Seland would like to see the network participants discuss the topic of temporary positions at the university in relation to permanent positions outside the university.
“There are very few permanent positions advertised and little turnover at the universities. If vacant positions turn up, the network can encourage women to apply for associate professor or professor positions,” she says.
“First we want to establish a local network, but in the long run we also want to develop regional, national and international contacts,” she adds.
According to Seland, the women in the network also want to foster cooperation.
“The goal of the network is to create a forum where women can meet and establish contacts. In order to work together, we have to get to know each other first,” she concludes.
Wide range of applicants
Karen-Lise Knudsen of the University of Agder and member of the Committee for Mainstreaming – Women in Science participated in the group that assessed all the applications for network funding. She explains that many networks applied for support for cross-disciplinary forums and to pay honoraria for keynote speakers.
The Committee based its funding decisions on specific criteria, including that the networks should be in male-dominated environments and that they should have open membership. Some of the networks stated that their objective was to qualify their members for promotion or to recruit women researchers. Others were oriented more toward helping their members meet women colleagues at other institutions and in other countries, she explains.
“It was good to see such a wide range among those who applied and among the 15 networks that received funding. Several independent institutions and university colleges were in the group awarded funding,” Knudsen continues.
“I believe it is very important to meet colleagues, cultivate networks and make use of our contacts.

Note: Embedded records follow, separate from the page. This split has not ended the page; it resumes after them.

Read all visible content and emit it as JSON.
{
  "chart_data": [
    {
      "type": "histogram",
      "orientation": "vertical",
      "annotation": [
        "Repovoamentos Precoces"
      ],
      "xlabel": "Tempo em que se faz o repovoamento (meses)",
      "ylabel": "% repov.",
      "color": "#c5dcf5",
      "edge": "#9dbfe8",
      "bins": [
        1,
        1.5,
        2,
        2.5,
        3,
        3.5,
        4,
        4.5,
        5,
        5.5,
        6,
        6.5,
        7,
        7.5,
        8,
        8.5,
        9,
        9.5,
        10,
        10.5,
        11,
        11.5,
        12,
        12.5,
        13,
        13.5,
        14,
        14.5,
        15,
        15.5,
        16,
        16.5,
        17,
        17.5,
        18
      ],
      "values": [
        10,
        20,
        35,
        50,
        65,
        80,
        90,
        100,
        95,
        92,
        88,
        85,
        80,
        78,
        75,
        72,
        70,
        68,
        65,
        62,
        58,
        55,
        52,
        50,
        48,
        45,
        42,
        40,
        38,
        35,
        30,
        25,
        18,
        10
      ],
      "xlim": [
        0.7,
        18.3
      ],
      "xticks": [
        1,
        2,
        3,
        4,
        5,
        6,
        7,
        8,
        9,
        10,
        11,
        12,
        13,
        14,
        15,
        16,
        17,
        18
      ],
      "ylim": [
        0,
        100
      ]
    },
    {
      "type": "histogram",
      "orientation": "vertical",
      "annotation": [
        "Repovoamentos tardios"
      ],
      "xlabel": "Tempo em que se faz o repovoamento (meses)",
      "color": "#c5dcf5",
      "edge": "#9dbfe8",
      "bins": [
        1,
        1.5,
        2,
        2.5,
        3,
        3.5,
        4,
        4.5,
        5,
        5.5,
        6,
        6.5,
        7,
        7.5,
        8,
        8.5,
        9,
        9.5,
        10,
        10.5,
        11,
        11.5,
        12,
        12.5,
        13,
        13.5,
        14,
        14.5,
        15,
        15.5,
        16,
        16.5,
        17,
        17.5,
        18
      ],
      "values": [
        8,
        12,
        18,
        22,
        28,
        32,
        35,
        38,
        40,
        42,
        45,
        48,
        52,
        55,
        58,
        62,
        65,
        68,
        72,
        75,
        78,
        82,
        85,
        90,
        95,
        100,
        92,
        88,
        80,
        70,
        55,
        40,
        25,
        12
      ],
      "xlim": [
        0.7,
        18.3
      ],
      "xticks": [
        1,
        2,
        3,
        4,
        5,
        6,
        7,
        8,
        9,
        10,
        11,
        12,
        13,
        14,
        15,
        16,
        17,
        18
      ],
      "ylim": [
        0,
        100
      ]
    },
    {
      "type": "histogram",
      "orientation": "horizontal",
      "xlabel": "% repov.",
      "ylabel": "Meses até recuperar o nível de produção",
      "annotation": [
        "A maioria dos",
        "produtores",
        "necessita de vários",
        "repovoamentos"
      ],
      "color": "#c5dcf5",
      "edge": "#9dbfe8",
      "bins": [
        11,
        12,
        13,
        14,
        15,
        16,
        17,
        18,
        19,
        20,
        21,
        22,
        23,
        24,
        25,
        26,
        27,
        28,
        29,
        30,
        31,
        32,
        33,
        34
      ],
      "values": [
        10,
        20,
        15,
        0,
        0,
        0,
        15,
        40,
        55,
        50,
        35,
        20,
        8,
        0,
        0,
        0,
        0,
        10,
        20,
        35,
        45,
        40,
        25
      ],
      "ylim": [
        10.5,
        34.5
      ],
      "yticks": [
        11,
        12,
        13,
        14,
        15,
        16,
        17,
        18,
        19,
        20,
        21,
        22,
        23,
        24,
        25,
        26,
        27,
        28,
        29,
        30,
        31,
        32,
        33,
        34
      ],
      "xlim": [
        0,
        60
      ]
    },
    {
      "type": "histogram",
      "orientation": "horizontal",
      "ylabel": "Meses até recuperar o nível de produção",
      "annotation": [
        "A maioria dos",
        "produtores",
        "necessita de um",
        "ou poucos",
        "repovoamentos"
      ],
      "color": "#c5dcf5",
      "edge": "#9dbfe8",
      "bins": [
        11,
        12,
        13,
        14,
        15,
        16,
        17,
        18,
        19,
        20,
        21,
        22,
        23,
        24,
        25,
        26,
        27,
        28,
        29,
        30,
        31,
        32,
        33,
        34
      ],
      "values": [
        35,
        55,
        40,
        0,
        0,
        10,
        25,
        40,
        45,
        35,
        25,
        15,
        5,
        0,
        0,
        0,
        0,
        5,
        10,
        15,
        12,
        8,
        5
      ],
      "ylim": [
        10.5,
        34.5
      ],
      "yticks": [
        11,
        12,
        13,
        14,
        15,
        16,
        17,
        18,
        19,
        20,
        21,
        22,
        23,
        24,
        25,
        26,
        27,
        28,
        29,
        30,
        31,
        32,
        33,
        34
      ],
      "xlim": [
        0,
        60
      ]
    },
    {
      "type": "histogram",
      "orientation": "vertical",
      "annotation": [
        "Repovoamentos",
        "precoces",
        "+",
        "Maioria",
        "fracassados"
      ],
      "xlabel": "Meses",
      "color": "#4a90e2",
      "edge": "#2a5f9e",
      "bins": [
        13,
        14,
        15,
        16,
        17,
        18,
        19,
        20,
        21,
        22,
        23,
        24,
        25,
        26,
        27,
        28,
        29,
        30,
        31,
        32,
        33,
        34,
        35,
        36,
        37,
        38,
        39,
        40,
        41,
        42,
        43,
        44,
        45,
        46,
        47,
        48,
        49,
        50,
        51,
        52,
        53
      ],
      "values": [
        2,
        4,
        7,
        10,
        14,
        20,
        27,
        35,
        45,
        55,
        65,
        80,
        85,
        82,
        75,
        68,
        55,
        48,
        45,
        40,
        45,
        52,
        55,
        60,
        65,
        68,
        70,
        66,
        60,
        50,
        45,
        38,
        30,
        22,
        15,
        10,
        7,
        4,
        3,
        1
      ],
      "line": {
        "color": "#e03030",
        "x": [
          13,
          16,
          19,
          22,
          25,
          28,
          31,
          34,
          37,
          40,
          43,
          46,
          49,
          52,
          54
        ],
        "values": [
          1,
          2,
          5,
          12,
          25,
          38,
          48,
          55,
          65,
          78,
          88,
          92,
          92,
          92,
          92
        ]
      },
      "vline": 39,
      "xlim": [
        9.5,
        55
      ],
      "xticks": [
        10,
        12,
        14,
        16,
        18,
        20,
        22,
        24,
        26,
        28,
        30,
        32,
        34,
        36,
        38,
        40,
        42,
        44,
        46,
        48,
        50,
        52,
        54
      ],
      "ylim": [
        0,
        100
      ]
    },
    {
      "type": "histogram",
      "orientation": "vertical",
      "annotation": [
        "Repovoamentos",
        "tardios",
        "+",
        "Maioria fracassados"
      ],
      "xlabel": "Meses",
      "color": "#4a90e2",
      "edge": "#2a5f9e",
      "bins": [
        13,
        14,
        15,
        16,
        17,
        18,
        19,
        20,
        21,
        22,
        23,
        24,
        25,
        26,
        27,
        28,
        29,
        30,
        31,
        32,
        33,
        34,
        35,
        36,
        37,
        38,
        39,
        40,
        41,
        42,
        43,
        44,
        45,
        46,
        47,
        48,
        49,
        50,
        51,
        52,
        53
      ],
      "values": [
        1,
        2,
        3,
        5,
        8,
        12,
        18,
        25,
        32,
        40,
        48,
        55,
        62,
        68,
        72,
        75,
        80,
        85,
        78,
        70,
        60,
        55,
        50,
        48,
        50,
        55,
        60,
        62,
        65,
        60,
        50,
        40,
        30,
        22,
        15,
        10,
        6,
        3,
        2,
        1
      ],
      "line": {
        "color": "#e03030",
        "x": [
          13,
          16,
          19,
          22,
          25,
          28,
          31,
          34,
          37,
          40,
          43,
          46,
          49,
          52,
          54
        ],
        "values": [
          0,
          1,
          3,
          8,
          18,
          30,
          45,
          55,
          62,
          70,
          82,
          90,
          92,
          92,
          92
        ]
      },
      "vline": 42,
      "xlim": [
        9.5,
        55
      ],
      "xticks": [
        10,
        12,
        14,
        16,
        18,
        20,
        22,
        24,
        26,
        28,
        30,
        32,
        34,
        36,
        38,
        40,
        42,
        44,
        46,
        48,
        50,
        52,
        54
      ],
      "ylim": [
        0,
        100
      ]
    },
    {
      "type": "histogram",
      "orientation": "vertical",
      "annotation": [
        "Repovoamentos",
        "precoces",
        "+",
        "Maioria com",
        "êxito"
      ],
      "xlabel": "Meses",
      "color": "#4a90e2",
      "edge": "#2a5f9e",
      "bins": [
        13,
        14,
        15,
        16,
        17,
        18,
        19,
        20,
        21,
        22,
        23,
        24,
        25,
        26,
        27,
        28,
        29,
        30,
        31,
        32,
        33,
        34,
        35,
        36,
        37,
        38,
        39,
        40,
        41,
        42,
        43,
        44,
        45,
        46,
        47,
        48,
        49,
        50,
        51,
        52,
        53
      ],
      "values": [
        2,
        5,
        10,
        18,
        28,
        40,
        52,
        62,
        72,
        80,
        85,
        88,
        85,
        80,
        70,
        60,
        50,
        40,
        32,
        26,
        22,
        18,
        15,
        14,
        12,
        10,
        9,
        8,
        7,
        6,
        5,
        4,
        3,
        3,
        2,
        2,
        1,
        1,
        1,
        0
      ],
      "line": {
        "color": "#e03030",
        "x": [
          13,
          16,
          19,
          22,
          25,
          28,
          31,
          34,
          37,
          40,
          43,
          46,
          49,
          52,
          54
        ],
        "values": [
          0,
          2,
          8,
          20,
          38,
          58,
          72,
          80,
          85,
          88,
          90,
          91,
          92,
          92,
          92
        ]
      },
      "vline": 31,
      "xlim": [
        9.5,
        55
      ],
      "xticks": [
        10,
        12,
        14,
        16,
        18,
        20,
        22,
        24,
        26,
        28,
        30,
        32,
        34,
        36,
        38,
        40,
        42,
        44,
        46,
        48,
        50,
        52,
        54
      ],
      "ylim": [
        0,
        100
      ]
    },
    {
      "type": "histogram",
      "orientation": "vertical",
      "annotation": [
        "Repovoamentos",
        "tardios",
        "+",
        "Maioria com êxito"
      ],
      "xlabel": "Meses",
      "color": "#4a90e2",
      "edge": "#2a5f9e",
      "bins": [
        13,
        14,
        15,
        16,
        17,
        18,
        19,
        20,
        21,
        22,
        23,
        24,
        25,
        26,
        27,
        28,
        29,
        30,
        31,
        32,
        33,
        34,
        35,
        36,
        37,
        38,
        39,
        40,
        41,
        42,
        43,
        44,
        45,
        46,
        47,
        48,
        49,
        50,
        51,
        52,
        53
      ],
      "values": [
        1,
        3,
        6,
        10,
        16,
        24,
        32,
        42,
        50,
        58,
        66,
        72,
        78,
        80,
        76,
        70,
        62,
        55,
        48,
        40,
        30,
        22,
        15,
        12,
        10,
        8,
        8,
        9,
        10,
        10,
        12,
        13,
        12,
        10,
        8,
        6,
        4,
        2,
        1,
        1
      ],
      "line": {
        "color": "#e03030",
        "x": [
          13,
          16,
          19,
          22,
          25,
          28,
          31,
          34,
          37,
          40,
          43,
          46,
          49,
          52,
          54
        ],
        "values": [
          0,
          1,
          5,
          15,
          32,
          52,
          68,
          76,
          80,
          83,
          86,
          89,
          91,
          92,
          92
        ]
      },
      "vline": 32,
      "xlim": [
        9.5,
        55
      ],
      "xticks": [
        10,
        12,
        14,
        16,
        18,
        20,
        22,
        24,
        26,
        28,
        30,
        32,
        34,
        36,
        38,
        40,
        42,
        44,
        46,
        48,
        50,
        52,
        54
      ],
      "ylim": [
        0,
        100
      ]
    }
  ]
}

Networks should be beneficial, not just enjoyable,” she asserts. Knudsen also believes that the need for networks says something about the isolation women researchers feel in male-dominated environments.
“It is positive that many of the institutions themselves allocate funding to the individual networks because this means the networks will be more long term. By the same token, it is especially crucial that the Committee provides financial support when the institutions do not see the value of the network and do not allocate funding,” she concludes.